Modal Sosial Keistimewaan Yogyakarta Hadapi Masalah Sampah

TIMESINDONESIA, YOGYAKARTA – Sejak awal Mei 2024, asap dan bau polusi dari pembakaran sampah di Yogyakarta kembali meningkat. Masyarakat yang timbunan sampahnya di rumah tidak terangkut, kemudian memilih membakar sampahnya (Rukmorini, 2024). Bedasarkan data pada situs iqair.com, kualitas udara di Kabupaten Sleman, Daerah Istimewa Yogyakarta (DIY) mengalami pemburukan semenjak masuk bulan Mei 2024. Bahkan pada 9 dan 15 Mei masuk ke dalam kategori tidak sehat. Sesuatu yang sebelumnya sangat jarang tercapai di Sleman.
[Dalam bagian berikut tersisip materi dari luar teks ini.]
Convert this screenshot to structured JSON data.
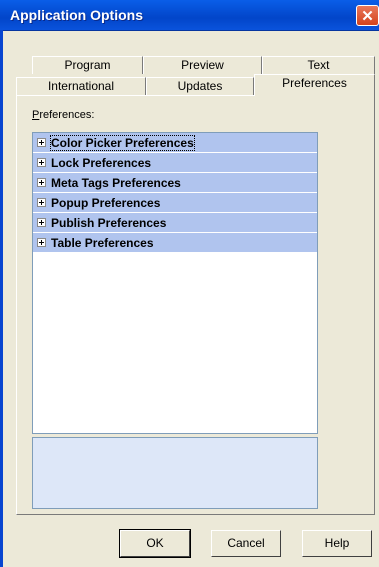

Tren pembakaran sampah rumah tangga di DIY kembali meningkat sejak Tempat Pembuangan Sampah Terpadu (TPST) Piyungan, Kabupaten Bantul, DIY ditutup permanen. Terhitung sejak 1 Mei 2024, TPST Piyungan, secara resmi ditutup oleh Pemerintah DIY (Humas DIY, 2024). Akhir perjalanan TPST Piyungan ini menandai dinamika desentralisasi pengelolaan sampah di DIY yang sudah diputuskan sejak Oktober 2023. Melalui Peraturan Gubernur DIY nomor 658/11898 tanggal 19 Oktober 2023, Pemda DIY menetapkan kebijakan bahwa sampah harus dikelola secara mandiri oleh masing-masing Kabupaten/Kota di wilayah DIY. Karena desentralisasi tersebut, maka TPST Piyungan yang selama ini dikelola oleh pemerintah provinsi, sudah tidak difungsikan kembali.
Advertisement
Proses transisi pada cara pengelolaan sampah yang baru nampaknya belum berjalan dengan lancar. Hal tersebut sebenarnya sudah dapat diprediksi jauh hari. Konsep pengelolaan sampah oleh kabupaten/kota di DIY tidak lagi menggunakan model open dumping, yang sampahnya hanya dibuang begitu saja pada tempat pembuangan akhir. Selama berpuluh tahun, masyarakat Yogyakarta terbiasa dengan sistem konvensional tersebut. Sistem serupa juga masih diterapkan oleh hampir semua kabupaten/kota di seluruh Indonesia (Fitri dkk, 2019, h.12).
Kendala dalam proses transisi ini adalah kapasitas pengelolaan sampah oleh kabupaten/kota di DIY yang masih terbatas. Sebagai contoh, menurut Rukmorini (2024), Pemerintah Kota Yogyakarta baru dapat mengolah sampah sebanyak 73 ton per hari. Jumlah tersebut masih sangat kecil jika dibandingkan volume sampah Kota Yogyakarta yang mencapai 200 ton per hari. Sedangkan di wilayah Kabupaten Sleman, dari 576 ton sampah per hari, Pemkab Sleman baru dapat mengolah sebanyak 40 ton saja tiap harinya.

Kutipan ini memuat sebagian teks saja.